Mallach, one of America's best-known urban gurus, has studied Detroit for many years and still consults with the city on urban policy. His book issues a stark warning that the recent revitalization of the greater downtown of so many cities like Detroit not only hasn't spread to the outlying neighborhoods but may never do so.
"Only a few years ago, Woodward Avenue, Detroit's main drag, was deserted after 5 p.m. Now it is bustling with life and activity well into the night. The factories are gone, but universities and medical centers are creating thousands of new jobs," he writes.
"Yet that reality is badly tarnished by the reality that in the process, these cities are turning into places of growing inequality, increasingly polarized between rich and poor, white and black, with unsettling implications for the present and the future."
Detroiters aren't alone in often mistaking one problem – gentrification – for the real issue.
"If you rely on the media, you might think that gentrification is the big story of American cities in the twenty-first century." But, he says, "Gentrification may be happening in a few corners of Detroit, but the big story in that city – even if it doesn't get the attention it deserves – is the persistence of concentrated, debilitating poverty and the decline of once-healthy, vital neighborhoods."
In many cities, even the districts where many complain about gentrification were in fact either economically viable to begin with, often adjacent to reviving downtowns, or empty zones filled in with new upscale housing.
"Indeed," Mallach says, "the idea one hears that urban demolition is a stalking horse for future gentrification is yet another urban myth; in reality, it more often creates a moonscape of vacant land that all but guarantees gentrification will not take place."
Mallach suggests that the G-word is no longer used in its traditional sense of rapid displacement of poor people in a given district by those of a higher economic class.
Rather, many Detroiters now use "gentrification" as a catchall for the current state of poverty and hopelessness in a city that remains among the poorest in the nation. It's a city where schools are failing students and where decades of money poured into anti-poverty programs have not eradicated the problem.
As Mallach says, for many dissidents "the meaning of gentrification has long since transcended any connection to neighborhood change; it is any policy that further impoverishes and marginalizes the already poor and marginalized members of society. That far more middle-class families and individuals are moving out of Detroit than are moving in is, from this perspective, irrelevant."
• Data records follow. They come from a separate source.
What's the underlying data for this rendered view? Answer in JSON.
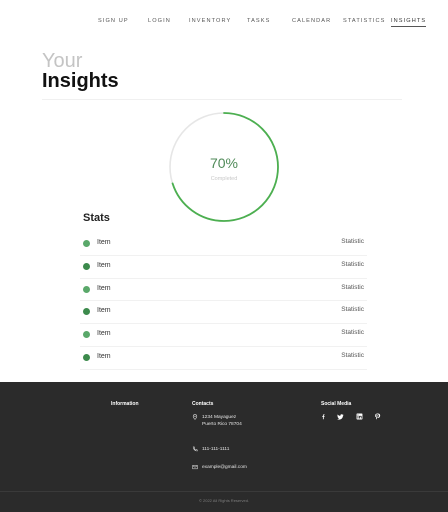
{
  "nav": {
    "items": [
      {
        "label": "SIGN UP"
      },
      {
        "label": "LOGIN"
      },
      {
        "label": "INVENTORY"
      },
      {
        "label": "TASKS"
      },
      {
        "label": "CALENDAR"
      },
      {
        "label": "STATISTICS"
      },
      {
        "label": "INSIGHTS",
        "active": true
      }
    ]
  },
  "hero": {
    "line1": "Your",
    "line2": "Insights"
  },
  "progress": {
    "percent": 70,
    "value_label": "70%",
    "caption": "Completed",
    "track_color": "#e6e6e6",
    "fill_color": "#4caf50"
  },
  "stats": {
    "title": "Stats",
    "rows": [
      {
        "item": "Item",
        "value": "Statistic",
        "dot_color": "#5aa86a"
      },
      {
        "item": "Item",
        "value": "Statistic",
        "dot_color": "#3c8a4c"
      },
      {
        "item": "Item",
        "value": "Statistic",
        "dot_color": "#5aa86a"
      },
      {
        "item": "Item",
        "value": "Statistic",
        "dot_color": "#3c8a4c"
      },
      {
        "item": "Item",
        "value": "Statistic",
        "dot_color": "#5aa86a"
      },
      {
        "item": "Item",
        "value": "Statistic",
        "dot_color": "#3c8a4c"
      }
    ]
  },
  "footer": {
    "information_heading": "Information",
    "contacts_heading": "Contacts",
    "address_line1": "1234 Mayaguez",
    "address_line2": "Puerto Rico 78704",
    "phone": "111-111-1111",
    "email": "example@gmail.com",
    "social_heading": "Social Media",
    "social_icons": [
      "facebook-icon",
      "twitter-icon",
      "linkedin-icon",
      "pinterest-icon"
    ],
    "copyright": "© 2022 All Rights Reserved."
  }
}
What Mallach sees happening in Detroit he also notes in Baltimore, St. Louis and many other American cities. "As some areas gentrify, many other neighborhoods, including many that were pretty solid, relatively stable working-class or middle-class neighborhoods until fairly recently, are falling off a social and economic cliff."
And, more often than not, these hardest hit neighborhoods are disproportionately African American.If we put aside our worries over gentrification for a while and focus on poverty and joblessness as the real problems, we soon see how resistant those problems are to solutions.
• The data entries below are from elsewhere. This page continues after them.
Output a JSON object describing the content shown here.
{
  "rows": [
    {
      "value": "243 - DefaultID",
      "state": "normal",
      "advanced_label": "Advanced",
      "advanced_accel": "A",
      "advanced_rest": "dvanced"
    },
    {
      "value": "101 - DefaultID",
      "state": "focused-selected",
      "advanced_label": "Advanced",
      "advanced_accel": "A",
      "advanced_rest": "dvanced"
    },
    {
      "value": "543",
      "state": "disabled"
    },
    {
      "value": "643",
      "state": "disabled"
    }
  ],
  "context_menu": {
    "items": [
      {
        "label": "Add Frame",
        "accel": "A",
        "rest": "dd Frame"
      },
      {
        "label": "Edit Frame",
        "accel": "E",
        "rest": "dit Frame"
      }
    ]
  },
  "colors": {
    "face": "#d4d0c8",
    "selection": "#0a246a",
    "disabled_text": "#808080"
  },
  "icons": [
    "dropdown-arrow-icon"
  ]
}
Once we thought that giving a poor person a job was all we needed to do. But now we understand that unless we also deal with housing instability, public transit, child care, addiction recovery, educational achievement, and other underlying factors, a job alone will not deliver an answer.
Even within each of those underlying issues lies a web of complexities. It's scandalous that much of our problem with housing instability in Detroit and the decline in homeownership is because of Wayne County foreclosing on homeowners who could not pay unrealistically high tax bills. Tens of thousands of foreclosures in the past decade have cost many Detroiters what little family wealth they had.
Moreover, tax foreclosures have added substantially to the problem of blight in Detroit's neighborhoods.
"While the changing urban scene is indeed bringing gentrification to many neighborhoods, it is bringing accelerated decline to still more," Mallach writes.
This important new book is a must-read for anyone working to change the course of urban American today, perhaps in Detroit most of all.